Anectdotal evidence suggests that the pharmaceutical companies are simply willing to run the risk of getting caught and pay up if and when they do get turned in.  In the first five months of 2010, the United States Department of Justic has announced more than $1.134 billion of civil and criminal settlements with pharmaceutical companies including: Novartis; Alpha-pharma; Astrazeneca; Schwartz Pharma; and Ortho-McNeil.  The Department has also joined a whistleblower off-label marketing suit against Johnson & Johnson.  This latest wave of suits and settlements comes more than seven years after such suits became prominent news and eight years after the 2002 self-imposed Pharma Code of Interaction with Health Care Professionals (revised in 2008).  As a lawyer who represents whistleblowers in these types of cases, I am certain that there are more big settlements to follow.  Thus, it appears big Pharma has decided to continue with business as usual and pay the settlements along the way.  After all, if an off-label marketing scheme brings in profits of $3 billion and the company can settle the False Claims Act whistleblower case with the Department of Justice for $1 billion, the company is $2 billion in the black and the U.S. taxpayer is $2 billion in the red.

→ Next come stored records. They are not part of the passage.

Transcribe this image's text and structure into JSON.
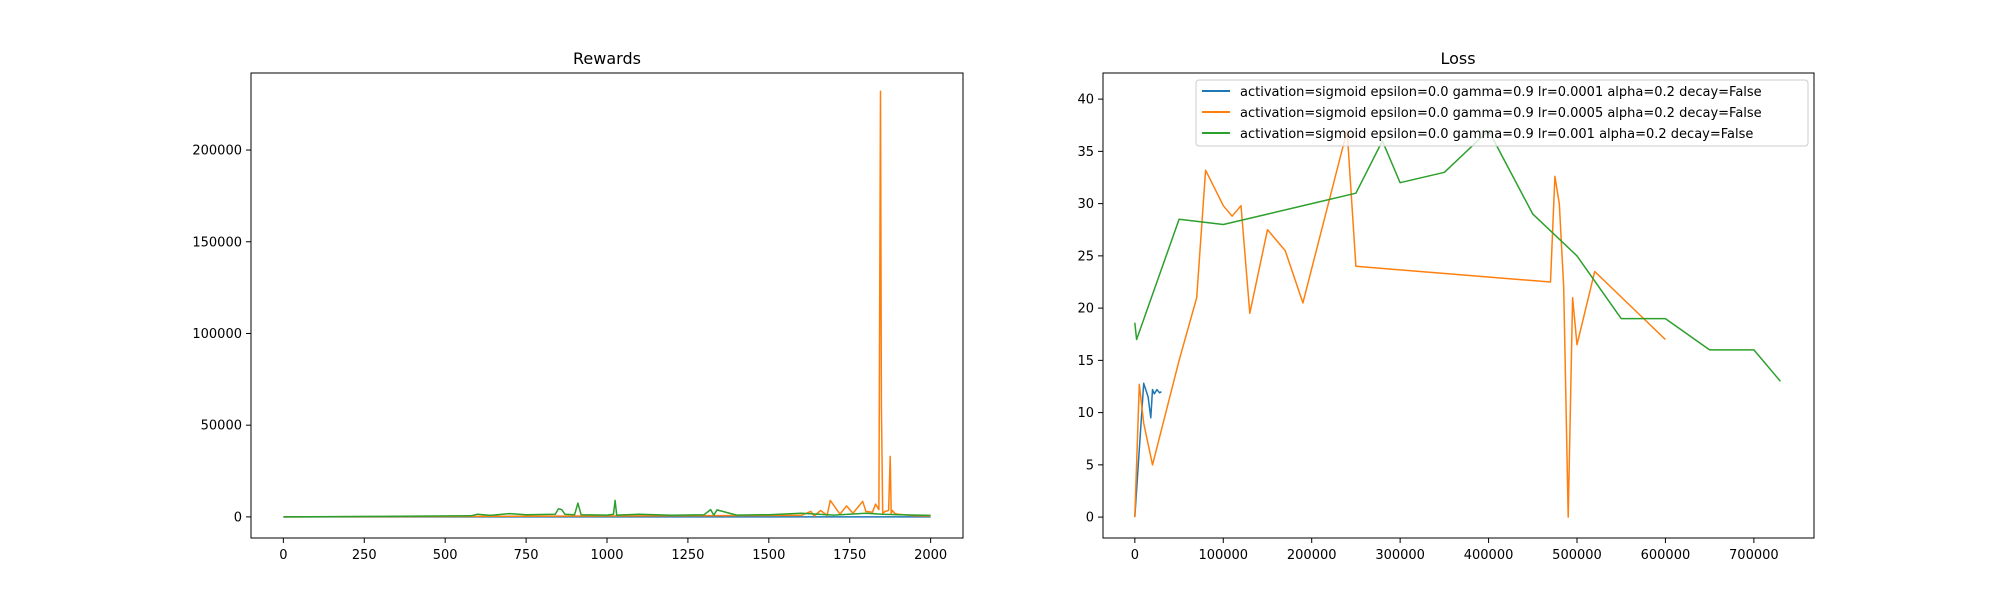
{
  "colors": {
    "series": [
      "#1f77b4",
      "#ff7f0e",
      "#2ca02c"
    ],
    "axis": "#000000",
    "background": "#ffffff"
  },
  "chart_data": [
    {
      "type": "line",
      "title": "Rewards",
      "xlabel": "",
      "ylabel": "",
      "xlim": [
        -100,
        2100
      ],
      "ylim": [
        -11500,
        242000
      ],
      "xticks": [
        0,
        250,
        500,
        750,
        1000,
        1250,
        1500,
        1750,
        2000
      ],
      "xtick_labels": [
        "0",
        "250",
        "500",
        "750",
        "1000",
        "1250",
        "1500",
        "1750",
        "2000"
      ],
      "yticks": [
        0,
        50000,
        100000,
        150000,
        200000
      ],
      "ytick_labels": [
        "0",
        "50000",
        "100000",
        "150000",
        "200000"
      ],
      "grid": false,
      "series": [
        {
          "color": "#1f77b4",
          "x": [
            0,
            1000,
            2000
          ],
          "y": [
            0,
            0,
            0
          ]
        },
        {
          "color": "#ff7f0e",
          "x": [
            0,
            600,
            1600,
            1630,
            1640,
            1660,
            1680,
            1690,
            1720,
            1740,
            1760,
            1790,
            1800,
            1820,
            1830,
            1840,
            1842,
            1845,
            1848,
            1852,
            1860,
            1870,
            1875,
            1878,
            1882,
            1890,
            1900,
            1950,
            2000
          ],
          "y": [
            0,
            300,
            800,
            3000,
            500,
            3500,
            800,
            9000,
            1500,
            6000,
            2000,
            8500,
            3000,
            2500,
            7000,
            4000,
            90000,
            232000,
            60000,
            2000,
            3000,
            3500,
            33000,
            2000,
            3500,
            1800,
            1500,
            600,
            500
          ]
        },
        {
          "color": "#2ca02c",
          "x": [
            0,
            300,
            580,
            600,
            640,
            700,
            750,
            840,
            850,
            860,
            870,
            900,
            910,
            920,
            1000,
            1020,
            1025,
            1030,
            1100,
            1200,
            1300,
            1320,
            1330,
            1340,
            1400,
            1500,
            1600,
            1700,
            1800,
            1850,
            1900,
            2000
          ],
          "y": [
            0,
            300,
            600,
            1500,
            800,
            1800,
            1200,
            1500,
            4500,
            4000,
            1500,
            1200,
            7500,
            1200,
            1000,
            1500,
            9000,
            1000,
            1500,
            900,
            1200,
            4000,
            1000,
            3800,
            1000,
            1200,
            2000,
            1000,
            2000,
            1500,
            1200,
            800
          ]
        }
      ]
    },
    {
      "type": "line",
      "title": "Loss",
      "xlabel": "",
      "ylabel": "",
      "xlim": [
        -36000,
        768000
      ],
      "ylim": [
        -2,
        42.5
      ],
      "xticks": [
        0,
        100000,
        200000,
        300000,
        400000,
        500000,
        600000,
        700000
      ],
      "xtick_labels": [
        "0",
        "100000",
        "200000",
        "300000",
        "400000",
        "500000",
        "600000",
        "700000"
      ],
      "yticks": [
        0,
        5,
        10,
        15,
        20,
        25,
        30,
        35,
        40
      ],
      "ytick_labels": [
        "0",
        "5",
        "10",
        "15",
        "20",
        "25",
        "30",
        "35",
        "40"
      ],
      "grid": false,
      "legend_position": "top-right",
      "series": [
        {
          "name": "activation=sigmoid epsilon=0.0 gamma=0.9 lr=0.0001 alpha=0.2 decay=False",
          "color": "#1f77b4",
          "x": [
            0,
            10000,
            15000,
            18000,
            20000,
            22000,
            25000,
            28000,
            30000
          ],
          "y": [
            0,
            12.8,
            11.5,
            9.5,
            12.2,
            11.8,
            12.2,
            11.9,
            12.0
          ]
        },
        {
          "name": "activation=sigmoid epsilon=0.0 gamma=0.9 lr=0.0005 alpha=0.2 decay=False",
          "color": "#ff7f0e",
          "x": [
            0,
            5000,
            10000,
            20000,
            50000,
            70000,
            80000,
            100000,
            110000,
            120000,
            130000,
            150000,
            170000,
            190000,
            240000,
            250000,
            470000,
            475000,
            480000,
            485000,
            490000,
            495000,
            500000,
            520000,
            600000
          ],
          "y": [
            0,
            12.7,
            9,
            5,
            15,
            21,
            33.2,
            29.8,
            28.8,
            29.8,
            19.5,
            27.5,
            25.5,
            20.5,
            37,
            24,
            22.5,
            32.6,
            30,
            22,
            0,
            21,
            16.5,
            23.5,
            17
          ]
        },
        {
          "name": "activation=sigmoid epsilon=0.0 gamma=0.9 lr=0.001 alpha=0.2 decay=False",
          "color": "#2ca02c",
          "x": [
            0,
            2000,
            50000,
            100000,
            150000,
            200000,
            250000,
            280000,
            300000,
            350000,
            400000,
            450000,
            500000,
            550000,
            600000,
            650000,
            700000,
            730000
          ],
          "y": [
            18.6,
            17,
            28.5,
            28,
            29,
            30,
            31,
            36,
            32,
            33,
            37,
            29,
            25,
            19,
            19,
            16,
            16,
            13
          ]
        }
      ]
    }
  ]
}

Do we need a change in the law to address this?  No.  The False Claims Act has an existing mechanism, often referred to as "the hammer," if the Department of Justice chooses to use it.  Under the False Claims Act, a defendant can be penalized up to $10,000 for each false claim for payment.  If the Department of Justice were to use this tool, it could extract a $10,000 penalty for each prescription originating as a result of an off-label marketing scheme.  Such severe penalties would prevent the pharmaceutical companies from reaping profits generated by their illegal schemes.  If a self-imposed code and billions of dollars in settlements won't make big Pharma change its ways, perhaps it is time for the Department of Justice to yield the hammer provided to it by the False Claims Act.